It's Not Just Blowin' in the Wind
05/19/2009 10:53 am EST
Vaughn Scully of Standard & Poor’s says wind power companies should benefit most from the Obama Administration’s new energy initiatives.
With oil prices down by [almost] $100 per barrel since July 2008 and recently trading in the familiar $45 to $60 per barrel territory, enthusiasm for renewable energy quieted significantly.
Renewable energy companies’ shares fell to record lows, and new venture capital investments slowed to a trickle. [But] interest among investors may start to build later in 2009 and early 2010 as legislation now working its way through Congress likely improves the operating environment.
As the largest and most established source of renewable energy, wind power developers and operators are likely to be the top beneficiaries when conditions improve. Federal regulators are moving to clear the way for offshore wind and wave power projects by streamlining the approval process, and the Federal Energy Regulatory Commission [may be able] to overrule local opponents of new power-transmission lines needed to reach wind and solar facilities.
While we think all types of renewable energy projects, as well as battery makers, “smart grid” technology suppliers, and even power utilities that burn coal stand to benefit from the new tax breaks and direct spending in the stimulus package and new budget funding, optimism about prospects for wind power developers, equipment suppliers, and even existing operators is starting to grow.
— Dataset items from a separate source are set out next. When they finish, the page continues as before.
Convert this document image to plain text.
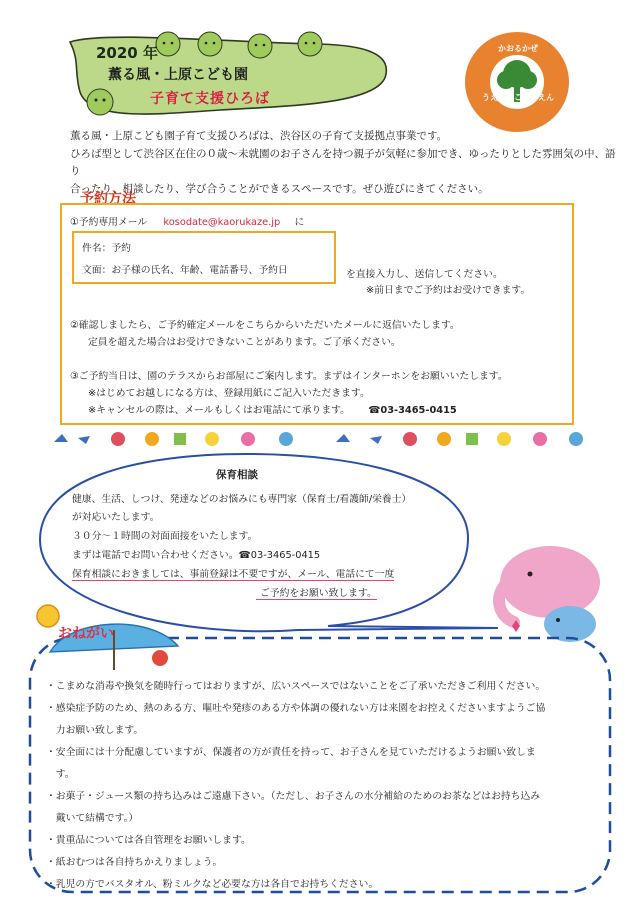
2020 年
薫る風・上原こども園
子育て支援ひろば
かおるかぜ
うえはらこどもえん
薫る風・上原こども園子育て支援ひろばは、渋谷区の子育て支援拠点事業です。
ひろば型として渋谷区在住の０歳～未就園のお子さんを持つ親子が気軽に参加でき、ゆったりとした雰囲気の中、語り
合ったり、相談したり、学び合うことができるスペースです。ぜひ遊びにきてください。
予約方法
①予約専用メール kosodate@kaorukaze.jp に
件名：予約
文面：お子様の氏名、年齢、電話番号、予約日	を直接入力し、送信してください。
※前日までご予約はお受けできます。
②確認しましたら、ご予約確定メールをこちらからいただいたメールに返信いたします。
定員を超えた場合はお受けできないことがあります。ご了承ください。
③ご予約当日は、園のテラスからお部屋にご案内します。まずはインターホンをお願いいたします。
※はじめてお越しになる方は、登録用紙にご記入いただきます。
※キャンセルの際は、メールもしくはお電話にて承ります。 ☎03-3465-0415
保育相談
健康、生活、しつけ、発達などのお悩みにも専門家（保育士/看護師/栄養士）
が対応いたします。
３０分～１時間の対面面接をいたします。
まずは電話でお問い合わせください。☎03-3465-0415
保育相談におきましては、事前登録は不要ですが、メール、電話にて一度
ご予約をお願い致します。
おねがい
・こまめな消毒や換気を随時行ってはおりますが、広いスペースではないことをご了承いただきご利用ください。
・感染症予防のため、熱のある方、嘔吐や発疹のある方や体調の優れない方は来園をお控えくださいますようご協
　力お願い致します。
・安全面には十分配慮していますが、保護者の方が責任を持って、お子さんを見ていただけるようお願い致しま
　す。
・お菓子・ジュース類の持ち込みはご遠慮下さい。（ただし、お子さんの水分補給のためのお茶などはお持ち込み
　戴いて結構です。）
・貴重品については各自管理をお願いします。
・紙おむつは各自持ちかえりましょう。
・乳児の方でバスタオル、粉ミルクなど必要な方は各自でお持ちください。
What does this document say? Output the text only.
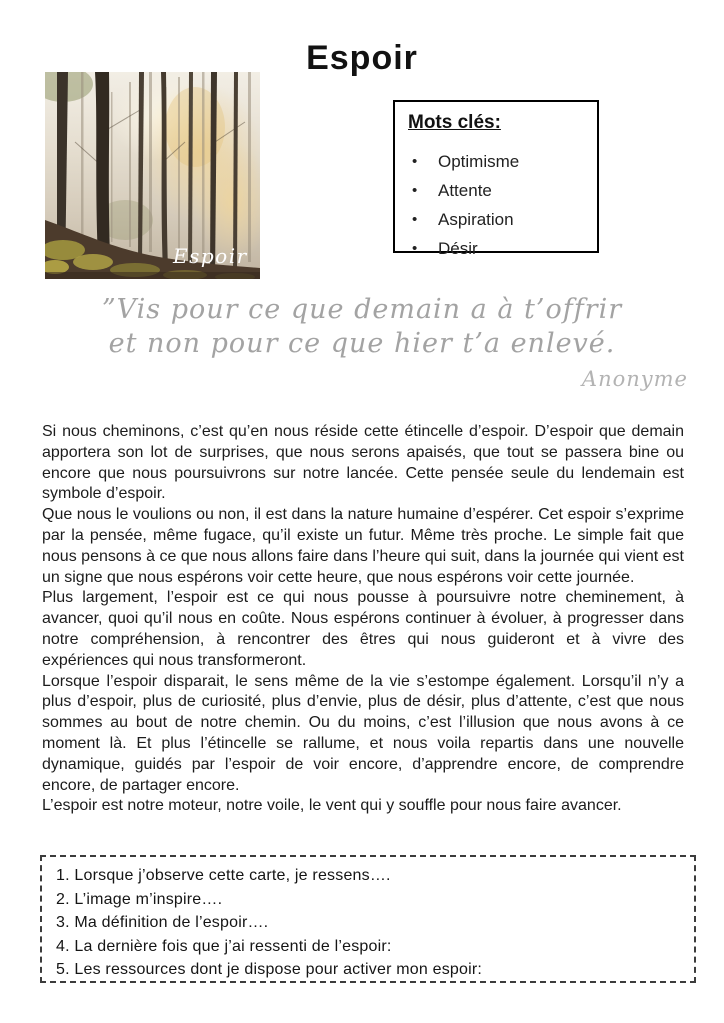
Espoir
Espoir
Mots clés:
• Optimisme
• Attente
• Aspiration
• Désir
”Vis pour ce que demain a à t’offrir
et non pour ce que hier t’a enlevé.
Anonyme

Si nous cheminons, c’est qu’en nous réside cette étincelle d’espoir. D’espoir que demain apportera son lot de surprises, que nous serons apaisés, que tout se passera bine ou encore que nous poursuivrons sur notre lancée. Cette pensée seule du lendemain est symbole d’espoir.

Que nous le voulions ou non, il est dans la nature humaine d’espérer. Cet espoir s’exprime par la pensée, même fugace, qu’il existe un futur. Même très proche. Le simple fait que nous pensons à ce que nous allons faire dans l’heure qui suit, dans la journée qui vient est un signe que nous espérons voir cette heure, que nous espérons voir cette journée.

Plus largement, l’espoir est ce qui nous pousse à poursuivre notre cheminement, à avancer, quoi qu’il nous en coûte. Nous espérons continuer à évoluer, à progresser dans notre compréhension, à rencontrer des êtres qui nous guideront et à vivre des expériences qui nous transformeront.

Lorsque l’espoir disparait, le sens même de la vie s’estompe également. Lorsqu’il n’y a plus d’espoir, plus de curiosité, plus d’envie, plus de désir, plus d’attente, c’est que nous sommes au bout de notre chemin. Ou du moins, c’est l’illusion que nous avons à ce moment là. Et plus l’étincelle se rallume, et nous voila repartis dans une nouvelle dynamique, guidés par l’espoir de voir encore, d’apprendre encore, de comprendre encore, de partager encore.

L’espoir est notre moteur, notre voile, le vent qui y souffle pour nous faire avancer.

1. Lorsque j’observe cette carte, je ressens….
2. L’image m’inspire….
3. Ma définition de l’espoir….
4. La dernière fois que j’ai ressenti de l’espoir:
5. Les ressources dont je dispose pour activer mon espoir:
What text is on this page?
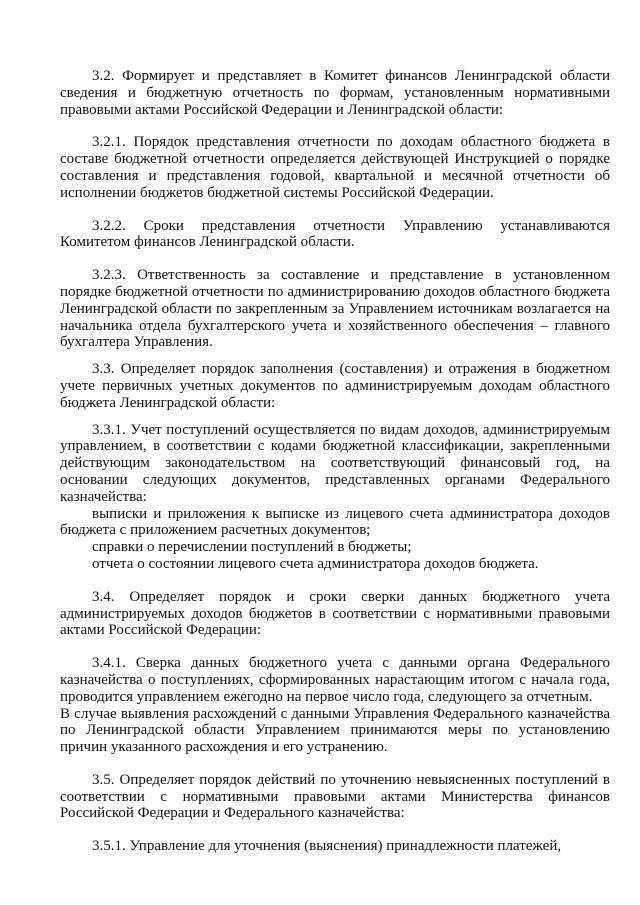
3.2. Формирует и представляет в Комитет финансов Ленинградской области сведения и бюджетную отчетность по формам, установленным нормативными правовыми актами Российской Федерации и Ленинградской области:

3.2.1. Порядок представления отчетности по доходам областного бюджета в составе бюджетной отчетности определяется действующей Инструкцией о порядке составления и представления годовой, квартальной и месячной отчетности об исполнении бюджетов бюджетной системы Российской Федерации.

3.2.2. Сроки представления отчетности Управлению устанавливаются Комитетом финансов Ленинградской области.

3.2.3. Ответственность за составление и представление в установленном порядке бюджетной отчетности по администрированию доходов областного бюджета Ленинградской области по закрепленным за Управлением источникам возлагается на начальника отдела бухгалтерского учета и хозяйственного обеспечения – главного бухгалтера Управления.

3.3. Определяет порядок заполнения (составления) и отражения в бюджетном учете первичных учетных документов по администрируемым доходам областного бюджета Ленинградской области:

3.3.1. Учет поступлений осуществляется по видам доходов, администрируемым управлением, в соответствии с кодами бюджетной классификации, закрепленными действующим законодательством на соответствующий финансовый год, на основании следующих документов, представленных органами Федерального казначейства:

выписки и приложения к выписке из лицевого счета администратора доходов бюджета с приложением расчетных документов;

справки о перечислении поступлений в бюджеты;

отчета о состоянии лицевого счета администратора доходов бюджета.

3.4. Определяет порядок и сроки сверки данных бюджетного учета администрируемых доходов бюджетов в соответствии с нормативными правовыми актами Российской Федерации:

3.4.1. Сверка данных бюджетного учета с данными органа Федерального казначейства о поступлениях, сформированных нарастающим итогом с начала года, проводится управлением ежегодно на первое число года, следующего за отчетным.

В случае выявления расхождений с данными Управления Федерального казначейства по Ленинградской области Управлением принимаются меры по установлению причин указанного расхождения и его устранению.

3.5. Определяет порядок действий по уточнению невыясненных поступлений в соответствии с нормативными правовыми актами Министерства финансов Российской Федерации и Федерального казначейства:

3.5.1. Управление для уточнения (выяснения) принадлежности платежей,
Vestas Wind Systems (OTC: VWSYF.PK) issued an upbeat forecast in April that called for 20% revenue growth in 2009.
In the US, wind power capacity totaled 25,300 megawatts (MW/million watts) at the end of 2008, according to the American Wind Energy Association (AWEA), compared with only about 500 MW of utility-scale solar power—and each of those megawatts is eligible for a 2.1-cent-per-kilowatt-hour production tax credit.
Companies that plan on building some of the 6,200 MW of new wind-generating capacity that will be brought online in 2009, as well as any other projects that are started before the end of 2010 and enter service by 2013, are eligible for a 30% investment tax credit.
Furthermore, legislation is expected to pass in 2009 or 2010 that would require all electric utilities nationwide to acquire 25% of their power supply from renewable sources by 2025. Utility-scale solar power projects are most economical in the southwestern United States, leaving wind power as the only realistic choice for utilities located elsewhere, in our view.
Wind power technologies are also further developed than solar or other alternative energy sources. Plus, wind power is cheaper than other renewable sources, at least for now.
Overall, 2009 should be a fairly good year for wind power development. AWEA estimates that new US wind power installations will grow by 20% in 2009 to more than 13,000 MW, which is nonetheless slower than the 50% growth in installations in 2008. (Two wind power ETFs cited by S&P are First Trust ISE Global Wind Energy (NYSEArca: FAN), which closed above $14 Monday, and PowerShares Global Wind Energy (Nasdaq: PWND), which closed above $14—Editor.)